Manipulateur, simpliste, idéologique, contraire aux valeurs républicaines, le rapport Grosperrin ne constitue en rien une base sérieuse de renouvellement pour l’Ecole. Par contre il est bien la base d’un rassemblement politique que l’on voit à l’oeuvre au Sénat où il est défendu à la fois par Les Républicains et par une partie des sénateurs de gauche. Sa vrai force c’est d’être un programme qui rassemble.
Peut on faire d’un bric à brac de mesures dignes du pensionnat de Chavagne un avenir pour l’Ecole ? En principe non. En réalité cette perspective ne doit pas être sous estimée au regard de ce qui se passe au Sénat.
Evidemment le rapport ne manque ni de simplifications, ni d’incohérences. Il ne suffit pas d’exposer les jeunes au chant national, aux sermons patriotiques et à la levée des couleurs pour transmettre les valeurs républicaines. Ce n’est pas à coup de maisons de correction qu’on apprend ces valeurs ou qu’on règle les questions pédagogiques. Sur bien des points les propositions du rapport sont en contradiction avec les valeurs qu’elles sont censées défendre. Comment peut on parler de « sacraliser » l’école en demandant l’interdiction des signes religieux ? Comment une école de l’éviction systématique, une école impitoyable avec ceux qui n’entrent pas dans le moule et le bon rythme, peut-elle se réclamer des valeurs républicaines ?
Il ne suffit pas de renforcer la hiérarchie chez les enseignants pour améliorer le management ou les résultats de l’Ecole. Il ne suffit pas de réveiller la nostalgie des écoles normales et des blouses grises pour relever le défi de l’élévation des compétences du 21ème siècle chez les enfants des classes populaires. Alors que les trois quarts du temps scolaire est pris par les fondamentaux à l’école primaire, on voit mal comment on pourrait augmenter l’horaire de français si ce n’est au détriment des maths ou du « récit national » que l’on prétend défendre.
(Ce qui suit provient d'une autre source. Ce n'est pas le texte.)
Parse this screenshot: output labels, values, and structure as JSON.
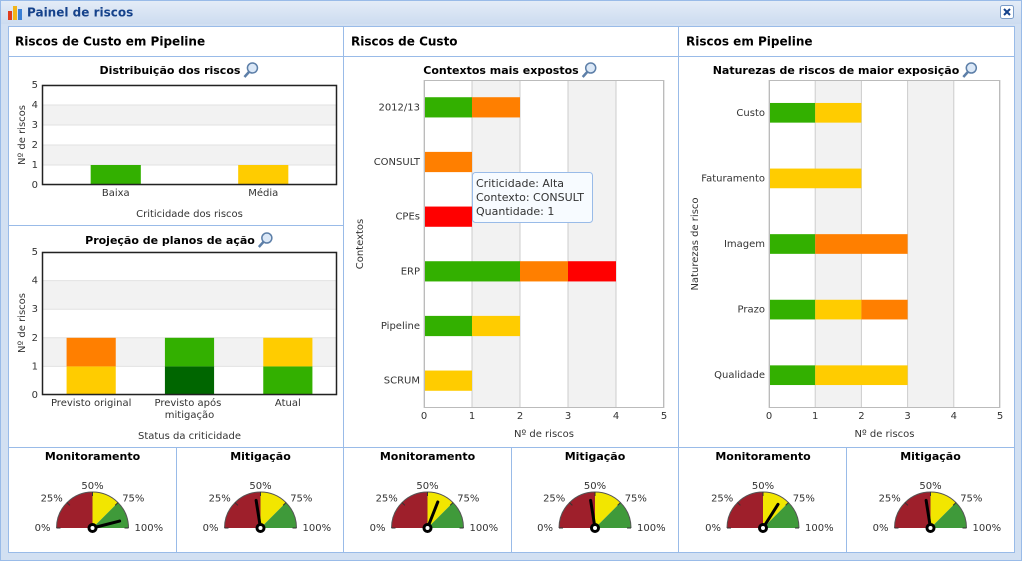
{
  "window": {
    "title": "Painel de riscos"
  },
  "panels": [
    {
      "title": "Riscos de Custo em Pipeline"
    },
    {
      "title": "Riscos de Custo"
    },
    {
      "title": "Riscos em Pipeline"
    }
  ],
  "chart_data": [
    {
      "type": "bar",
      "title": "Distribuição dos riscos",
      "categories": [
        "Baixa",
        "Média"
      ],
      "values": [
        1,
        1
      ],
      "colors": [
        "#33b000",
        "#ffcc00"
      ],
      "ylim": [
        0,
        5
      ],
      "yticks": [
        0,
        1,
        2,
        3,
        4,
        5
      ],
      "grid": "bands",
      "ylabel": "Nº de riscos",
      "xlabel": "Criticidade dos riscos"
    },
    {
      "type": "stacked_bar",
      "title": "Projeção de planos de ação",
      "categories": [
        "Previsto original",
        "Previsto após mitigação",
        "Atual"
      ],
      "series": [
        {
          "color": "#006600",
          "values": [
            0,
            1,
            0
          ]
        },
        {
          "color": "#33b000",
          "values": [
            0,
            1,
            1
          ]
        },
        {
          "color": "#ffcc00",
          "values": [
            1,
            0,
            1
          ]
        },
        {
          "color": "#ff7f00",
          "values": [
            1,
            0,
            0
          ]
        }
      ],
      "ylim": [
        0,
        5
      ],
      "yticks": [
        0,
        1,
        2,
        3,
        4,
        5
      ],
      "grid": "bands",
      "ylabel": "Nº de riscos",
      "xlabel": "Status da criticidade"
    },
    {
      "type": "stacked_barh",
      "title": "Contextos mais expostos",
      "categories": [
        "2012/13",
        "CONSULT",
        "CPEs",
        "ERP",
        "Pipeline",
        "SCRUM"
      ],
      "series": [
        {
          "color": "#33b000",
          "values": [
            1,
            0,
            0,
            2,
            1,
            0
          ]
        },
        {
          "color": "#ffcc00",
          "values": [
            0,
            0,
            0,
            0,
            1,
            1
          ]
        },
        {
          "color": "#ff7f00",
          "values": [
            1,
            1,
            0,
            1,
            0,
            0
          ]
        },
        {
          "color": "#ff0000",
          "values": [
            0,
            0,
            1,
            1,
            0,
            0
          ]
        }
      ],
      "xlim": [
        0,
        5
      ],
      "xticks": [
        0,
        1,
        2,
        3,
        4,
        5
      ],
      "grid": "bands",
      "xlabel": "Nº de riscos",
      "ylabel": "Contextos",
      "tooltip": [
        "Criticidade: Alta",
        "Contexto: CONSULT",
        "Quantidade: 1"
      ]
    },
    {
      "type": "stacked_barh",
      "title": "Naturezas de riscos de maior exposição",
      "categories": [
        "Custo",
        "Faturamento",
        "Imagem",
        "Prazo",
        "Qualidade"
      ],
      "series": [
        {
          "color": "#33b000",
          "values": [
            1,
            0,
            1,
            1,
            1
          ]
        },
        {
          "color": "#ffcc00",
          "values": [
            1,
            2,
            0,
            1,
            2
          ]
        },
        {
          "color": "#ff7f00",
          "values": [
            0,
            0,
            2,
            1,
            0
          ]
        }
      ],
      "xlim": [
        0,
        5
      ],
      "xticks": [
        0,
        1,
        2,
        3,
        4,
        5
      ],
      "grid": "bands",
      "xlabel": "Nº de riscos",
      "ylabel": "Naturezas de risco"
    }
  ],
  "gauges": [
    {
      "title": "Monitoramento",
      "value": 92
    },
    {
      "title": "Mitigação",
      "value": 45
    },
    {
      "title": "Monitoramento",
      "value": 62
    },
    {
      "title": "Mitigação",
      "value": 45
    },
    {
      "title": "Monitoramento",
      "value": 68
    },
    {
      "title": "Mitigação",
      "value": 45
    }
  ],
  "gauge_ticks": [
    {
      "value": 0,
      "label": "0%"
    },
    {
      "value": 25,
      "label": "25%"
    },
    {
      "value": 50,
      "label": "50%"
    },
    {
      "value": 75,
      "label": "75%"
    },
    {
      "value": 100,
      "label": "100%"
    }
  ],
  "gauge_bands": [
    {
      "from": 0,
      "to": 50,
      "color": "#9e1f2b"
    },
    {
      "from": 50,
      "to": 75,
      "color": "#f2e600"
    },
    {
      "from": 75,
      "to": 100,
      "color": "#3f9a3a"
    }
  ]
}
Tout cet ensemble est incohérent sur le plan idéologique et ne propose qu’une vision minable d’une Ecole qui abdiquerait toute prétention éducative.
Pourtant ça marche. Ce qu’on doit retenir de ce rapport ce n’est pas l’ineptie de ses propositions qu’aucun expert de l’Ecole ne peut prendre au sérieux. C’est leur efficacité politique. Le rapport fabrique un rassemblement politique. Il porte aussi bien l’extrême droite que la droite classique et une partie de la gauche. Le ralliement de Françoise Laborde, sénatrice radicale de gauche, sur la base de ce rapport est très significative.
Les fondamentaux du rapport n’ont rien à voir avec les valeurs républicaines. Le rapport ne défend pas une société démocratique, il rêve d’une société autoritaire, soumise à des hiérarchie « naturelles ». Le rapport ne défend pas la République, il s’oppose à la réalité d’une société démocratique et multiculturelle. Il ne défend pas la laïcité, il s’oppose à la pratique de l’islam et à la présence des Arabes.
Sa force politique réside dans sa conception profondément réactionnaire de la laïcité et de la société. Dans un pays qui ne va pas bien et qui a la nostalgie d’un passé mythique, ces conceptions sont à la mode. Depuis des années on observe la montée de l’obsession identitaire dans la société y compris dans l’école. Cette mécanique rapproche des forces politiques opposées qui partagent finalement les mêmes peurs. C’est cette reconstruction politique sur la peur qui est en route au Sénat dans la perspective de 2017. Hélas, elle a choisi l’Ecole pour se faire.